I’m in Virginia Beach, Virginia at the moment. Benjamin and I have just done our 6th book event– out of 36. Which does not include the airport signings, of course. We have been subsisting on the kindness of friends and family thus far on the book tour.  We haven’t left the East Coast yet, but already we owe a great debt to Jean & Brendan, Aunt Raschel & Norman, Raisha, Tony, and Benjamin’s parents.  And that’s just the people who have been hosting us.  We’ve been spoiled; we may not need a hotel until Madison, Wisconsin.  We owe still more to everyone who’s turned out at our events, not just to buy a copy of the book, but to be a part of the audience and keep our great ship cutting through the vasty sea of commerce.  It disturbs me, in fact, because I don’t know how I’m ever going to pay all of these people back for their generosity.

Author: Jeff Deck

Author and administrator of this site.

  • Jeff Deck
    reae the news in Taiawn today via reuiters story great wire story…..jeff, ever heard of the term
    ATOMIC TYPO,,,,? google it or give me an email ring…maybe for your next book or blog post or article

    it’s words like NUCLEAR vs UNCLEAR……the spellcheck cannot SEE them……SEDAN OR SUDAN

    why are they called ATOMIC TYPOS..

    i dunno

    danny in Tawian
    Tufts 1971

  • Dear Sir,

    I am a reporter of english travel magazine–Jetsetter in Hong Kong. I am writing to request your a hard copy of your book– The Great Typo Hunt: Two Friends Changing the World, One Correction at a Time for review since we would like to feature your book in our autumn issue. Therefore I would appreciate it if you could provide me the high res photo of the book’s cover and also the hard copy so that we may urgently recommend it to our editor for inclusion in Jetsetter.

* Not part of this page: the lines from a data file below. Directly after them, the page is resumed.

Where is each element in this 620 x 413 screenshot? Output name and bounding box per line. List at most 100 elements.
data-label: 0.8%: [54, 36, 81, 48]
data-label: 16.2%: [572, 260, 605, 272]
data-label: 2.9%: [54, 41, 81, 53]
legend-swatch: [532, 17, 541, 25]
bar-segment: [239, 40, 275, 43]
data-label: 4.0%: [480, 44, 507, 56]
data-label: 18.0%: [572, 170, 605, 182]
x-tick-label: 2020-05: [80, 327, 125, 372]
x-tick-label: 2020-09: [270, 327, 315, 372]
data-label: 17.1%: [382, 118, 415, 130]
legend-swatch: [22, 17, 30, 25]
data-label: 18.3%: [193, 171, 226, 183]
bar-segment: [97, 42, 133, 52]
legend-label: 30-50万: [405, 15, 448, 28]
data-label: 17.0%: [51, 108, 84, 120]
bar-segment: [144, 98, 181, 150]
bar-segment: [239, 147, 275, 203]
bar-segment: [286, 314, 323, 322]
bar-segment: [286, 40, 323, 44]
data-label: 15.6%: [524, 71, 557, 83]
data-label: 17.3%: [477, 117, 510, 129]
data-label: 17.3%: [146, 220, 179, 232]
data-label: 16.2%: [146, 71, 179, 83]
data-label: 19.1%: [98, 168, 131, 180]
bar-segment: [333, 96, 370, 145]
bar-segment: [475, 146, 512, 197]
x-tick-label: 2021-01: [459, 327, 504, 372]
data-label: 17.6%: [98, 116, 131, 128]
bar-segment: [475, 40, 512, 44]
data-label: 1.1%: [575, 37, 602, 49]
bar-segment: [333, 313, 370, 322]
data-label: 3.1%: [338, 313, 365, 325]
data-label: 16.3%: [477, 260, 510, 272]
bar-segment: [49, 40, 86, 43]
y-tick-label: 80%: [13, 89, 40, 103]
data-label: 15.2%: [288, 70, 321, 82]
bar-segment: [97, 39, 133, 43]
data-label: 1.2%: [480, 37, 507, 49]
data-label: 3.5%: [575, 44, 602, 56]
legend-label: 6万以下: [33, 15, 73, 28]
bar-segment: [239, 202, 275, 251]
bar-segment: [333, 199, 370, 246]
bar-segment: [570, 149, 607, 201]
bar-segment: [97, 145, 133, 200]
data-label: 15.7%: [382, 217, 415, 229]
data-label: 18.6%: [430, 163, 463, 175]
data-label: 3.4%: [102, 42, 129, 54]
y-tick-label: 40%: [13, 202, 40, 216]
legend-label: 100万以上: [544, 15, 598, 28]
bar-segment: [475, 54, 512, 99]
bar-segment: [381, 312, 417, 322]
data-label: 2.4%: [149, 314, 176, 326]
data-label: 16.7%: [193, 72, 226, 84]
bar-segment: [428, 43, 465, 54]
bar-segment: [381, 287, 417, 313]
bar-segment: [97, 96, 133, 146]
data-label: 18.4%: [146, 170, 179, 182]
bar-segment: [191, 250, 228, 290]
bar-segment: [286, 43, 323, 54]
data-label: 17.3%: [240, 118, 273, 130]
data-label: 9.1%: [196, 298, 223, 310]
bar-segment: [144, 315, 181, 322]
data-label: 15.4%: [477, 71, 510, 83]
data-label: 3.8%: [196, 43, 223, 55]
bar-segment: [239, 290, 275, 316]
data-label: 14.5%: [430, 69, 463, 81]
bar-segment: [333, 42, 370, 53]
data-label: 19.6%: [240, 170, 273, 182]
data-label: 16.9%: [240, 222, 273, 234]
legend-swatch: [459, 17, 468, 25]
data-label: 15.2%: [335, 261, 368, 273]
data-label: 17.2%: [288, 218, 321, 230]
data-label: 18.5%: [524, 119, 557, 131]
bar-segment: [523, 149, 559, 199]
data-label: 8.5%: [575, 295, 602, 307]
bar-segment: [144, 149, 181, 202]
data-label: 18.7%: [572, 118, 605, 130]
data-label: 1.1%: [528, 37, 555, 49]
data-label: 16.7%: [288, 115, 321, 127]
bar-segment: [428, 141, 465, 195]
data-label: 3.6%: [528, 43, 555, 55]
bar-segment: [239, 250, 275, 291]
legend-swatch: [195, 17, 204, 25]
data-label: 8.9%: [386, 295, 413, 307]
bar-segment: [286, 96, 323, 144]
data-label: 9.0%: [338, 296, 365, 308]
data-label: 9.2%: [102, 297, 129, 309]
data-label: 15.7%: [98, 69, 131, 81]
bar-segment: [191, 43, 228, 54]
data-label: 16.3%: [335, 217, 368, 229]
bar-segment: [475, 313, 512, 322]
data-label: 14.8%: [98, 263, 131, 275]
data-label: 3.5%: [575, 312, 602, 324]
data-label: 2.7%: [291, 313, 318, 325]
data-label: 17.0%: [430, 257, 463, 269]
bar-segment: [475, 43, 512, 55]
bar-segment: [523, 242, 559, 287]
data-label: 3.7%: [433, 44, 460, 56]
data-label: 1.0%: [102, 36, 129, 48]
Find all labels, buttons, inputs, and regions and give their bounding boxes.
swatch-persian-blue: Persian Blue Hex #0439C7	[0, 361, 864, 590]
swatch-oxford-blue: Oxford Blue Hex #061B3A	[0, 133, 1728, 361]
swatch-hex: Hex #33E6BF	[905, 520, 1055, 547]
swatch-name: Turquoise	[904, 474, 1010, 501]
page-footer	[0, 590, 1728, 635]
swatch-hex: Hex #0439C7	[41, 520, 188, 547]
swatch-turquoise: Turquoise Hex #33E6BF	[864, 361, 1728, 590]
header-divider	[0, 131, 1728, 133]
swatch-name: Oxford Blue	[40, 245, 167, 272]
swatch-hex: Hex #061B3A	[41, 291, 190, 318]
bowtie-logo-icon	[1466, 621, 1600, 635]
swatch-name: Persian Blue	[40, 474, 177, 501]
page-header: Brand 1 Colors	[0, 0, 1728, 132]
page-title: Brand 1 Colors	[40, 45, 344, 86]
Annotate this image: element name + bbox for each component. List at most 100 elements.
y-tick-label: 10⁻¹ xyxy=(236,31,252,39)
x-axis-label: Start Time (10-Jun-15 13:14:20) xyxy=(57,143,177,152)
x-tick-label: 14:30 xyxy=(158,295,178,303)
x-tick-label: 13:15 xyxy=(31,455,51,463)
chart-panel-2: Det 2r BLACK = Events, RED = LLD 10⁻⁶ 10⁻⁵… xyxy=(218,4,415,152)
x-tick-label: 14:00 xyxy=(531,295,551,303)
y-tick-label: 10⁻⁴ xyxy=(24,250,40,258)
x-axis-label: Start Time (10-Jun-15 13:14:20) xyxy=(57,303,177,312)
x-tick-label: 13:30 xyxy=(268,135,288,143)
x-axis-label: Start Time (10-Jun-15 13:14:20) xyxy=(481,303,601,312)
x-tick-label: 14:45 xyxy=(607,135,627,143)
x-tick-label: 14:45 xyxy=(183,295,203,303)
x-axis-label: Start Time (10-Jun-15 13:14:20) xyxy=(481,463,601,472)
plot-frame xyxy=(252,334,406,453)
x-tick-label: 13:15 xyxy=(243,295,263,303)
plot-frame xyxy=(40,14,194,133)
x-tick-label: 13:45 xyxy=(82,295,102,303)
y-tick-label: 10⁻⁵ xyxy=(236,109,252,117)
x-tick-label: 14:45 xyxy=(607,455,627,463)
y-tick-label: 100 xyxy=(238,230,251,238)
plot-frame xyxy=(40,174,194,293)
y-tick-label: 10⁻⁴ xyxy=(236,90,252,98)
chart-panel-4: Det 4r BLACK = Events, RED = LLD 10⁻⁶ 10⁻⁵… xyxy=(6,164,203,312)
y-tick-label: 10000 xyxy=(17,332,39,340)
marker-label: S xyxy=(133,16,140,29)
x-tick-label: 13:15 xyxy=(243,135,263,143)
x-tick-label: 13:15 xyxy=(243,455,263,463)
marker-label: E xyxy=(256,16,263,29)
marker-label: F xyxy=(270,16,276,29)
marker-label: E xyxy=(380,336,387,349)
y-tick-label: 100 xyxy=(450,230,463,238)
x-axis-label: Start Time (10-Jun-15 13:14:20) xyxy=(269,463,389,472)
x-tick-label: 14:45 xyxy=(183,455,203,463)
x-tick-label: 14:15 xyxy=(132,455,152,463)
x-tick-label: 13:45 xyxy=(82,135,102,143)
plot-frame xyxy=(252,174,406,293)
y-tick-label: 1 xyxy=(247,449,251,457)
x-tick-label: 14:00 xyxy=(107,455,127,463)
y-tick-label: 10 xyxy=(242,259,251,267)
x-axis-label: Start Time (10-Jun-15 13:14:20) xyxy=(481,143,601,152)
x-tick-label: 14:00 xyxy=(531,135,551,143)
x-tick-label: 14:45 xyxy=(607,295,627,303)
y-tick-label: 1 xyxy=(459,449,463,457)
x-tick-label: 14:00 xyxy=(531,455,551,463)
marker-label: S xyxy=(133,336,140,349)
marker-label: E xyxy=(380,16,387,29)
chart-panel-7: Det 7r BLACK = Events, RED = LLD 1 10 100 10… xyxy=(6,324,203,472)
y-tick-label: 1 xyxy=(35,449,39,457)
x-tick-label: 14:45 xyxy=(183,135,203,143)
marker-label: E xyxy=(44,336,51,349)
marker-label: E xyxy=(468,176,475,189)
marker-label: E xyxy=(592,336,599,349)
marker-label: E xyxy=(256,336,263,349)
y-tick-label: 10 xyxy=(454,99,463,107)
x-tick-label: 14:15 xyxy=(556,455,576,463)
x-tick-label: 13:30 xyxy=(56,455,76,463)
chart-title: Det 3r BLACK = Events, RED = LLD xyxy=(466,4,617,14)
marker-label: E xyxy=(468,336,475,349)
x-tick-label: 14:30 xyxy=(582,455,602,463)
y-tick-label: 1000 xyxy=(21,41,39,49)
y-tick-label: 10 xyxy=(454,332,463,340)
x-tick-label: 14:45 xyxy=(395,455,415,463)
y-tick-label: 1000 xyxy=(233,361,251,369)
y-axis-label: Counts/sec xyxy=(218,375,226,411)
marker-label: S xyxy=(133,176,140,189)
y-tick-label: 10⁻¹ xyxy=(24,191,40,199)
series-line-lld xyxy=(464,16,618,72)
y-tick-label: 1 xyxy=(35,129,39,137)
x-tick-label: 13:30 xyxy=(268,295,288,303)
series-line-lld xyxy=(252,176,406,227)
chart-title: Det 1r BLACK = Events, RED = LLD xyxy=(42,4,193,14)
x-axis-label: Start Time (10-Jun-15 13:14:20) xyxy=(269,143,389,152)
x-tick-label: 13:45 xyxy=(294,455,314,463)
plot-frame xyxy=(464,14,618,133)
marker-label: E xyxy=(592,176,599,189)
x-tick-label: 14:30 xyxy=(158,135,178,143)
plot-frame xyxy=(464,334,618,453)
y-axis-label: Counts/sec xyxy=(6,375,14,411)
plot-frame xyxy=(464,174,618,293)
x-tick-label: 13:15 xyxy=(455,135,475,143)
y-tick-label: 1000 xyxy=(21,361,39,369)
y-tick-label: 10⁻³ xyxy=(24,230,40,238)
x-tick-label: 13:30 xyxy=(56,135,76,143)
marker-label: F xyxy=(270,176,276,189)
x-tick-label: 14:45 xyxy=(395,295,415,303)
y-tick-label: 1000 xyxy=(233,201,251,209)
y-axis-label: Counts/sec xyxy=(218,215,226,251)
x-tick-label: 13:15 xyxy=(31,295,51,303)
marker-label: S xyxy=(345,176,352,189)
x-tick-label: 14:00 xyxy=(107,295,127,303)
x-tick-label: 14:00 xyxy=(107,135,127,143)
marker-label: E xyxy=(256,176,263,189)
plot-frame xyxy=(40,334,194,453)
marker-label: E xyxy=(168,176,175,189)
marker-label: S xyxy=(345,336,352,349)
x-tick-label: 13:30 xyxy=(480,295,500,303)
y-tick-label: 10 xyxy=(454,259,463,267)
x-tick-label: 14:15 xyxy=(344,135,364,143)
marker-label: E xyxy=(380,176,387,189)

    I contacted the publisher two weeks ago and I kept sending email to them but haven’t received any information from them. So please reply me as soon as possible.

    look forward to hearing from you.

    Mobile: +852 9703 3408

    Best regards,
    Gillian Yan

    • Sure thing, Gillian! I will pass this on to my publicist. Thanks!

  • alyx

    I just heard about the book (from a Reuters article) and I think I’ve just experienced some sort of soul-touching bonding thing…like in the movies when two people find out they are long lost siblings. No one I know understands just how much typos drive me crazy. Misplaced apostrophes taunt me and bad spelling thumbs its nose at me and makes me want to cry.

    I can’t wait to read your and Benjamin’s book.

    Thank you for your crusade (and sorry about that Canadian Niagara Falls thing),
    Alyx in Victoria, BC

    • jeffdeck

      Thanks, Alyx! Glad about the soul-touching thing.

  • Sheri Mcmahon

    I’d love to see something done about workplace-speak. My company posted a position opening. Among the duties is “to administrate”. I have a hard enough time with “orientate”. The person who administrates is also responsible for upskilling. Sigh.

    • jeffdeck

      Sheri, I’m going to go ahead and shoot you an e-mail about this; clearly our deliverables are not on the same page. Do you have the bandwidth to touch base about changing the headcount? Let’s reach out to HR to close the loop on this.


  • Chris C

    Remember that plenty of us are getting a lot out of the book…I assure you 🙂

    Anyhow, it’s good stuff. I’m not sure anyone expects to get paid back: except your publisher 🙂 (They are waiting on Typo Hunt 2: TEAL United)

    Anyhow, I’m glad the book is hitting its stride and is seeing some success!

    • jeffdeck

      Chris, you are a beautiful man.

  • TJM

    About page 95 in your book you hit on what had been bothering me for the first 95 pages — that the character of a place (region, city, neighborhood, street, shop) could be diminished by “correctness.” Still a bit troubled by that. On the other hand, Benjamin had it right, too, in his response. What will always be interesting is the dynamic tension between the two environments — the one that has arrived, and the one striving to do so. You gave me pause in this discussion, and I spent about 15 minutes puzzling over my favorite typo of all times: “Scrumbled eggs” on the breakfast menu at the Cairo Hilton in the ’70s. As I reflected on it from several angles, one being that you probably could “scrumble” eggs, I realized that it just might not have been a typo. Rather, it could have been the product of a faded typewriter ribbon, or the “a” key with a bit of lead broken off. Those possibilities suggest even more about the environment than the typo itself, and a lot about Cairo (which I loved for four years). And as I imply above, there should be such a word as “scrumbled.” You two should collaborate on an essay noting words that should exist in the English language.

    Favorite quote so far: “Like physics in the late twentieth century, my mission had begun to gain extra dimensions.”

    Sorry we missed you in DC; only learned of the stop late via the college alumni news thing — our son is an ’11.

    • jeffdeck

      Thanks, TJM! I’m all for scrumbling as long as it’s qualitatively different from scrambling, as broiling is from boiling.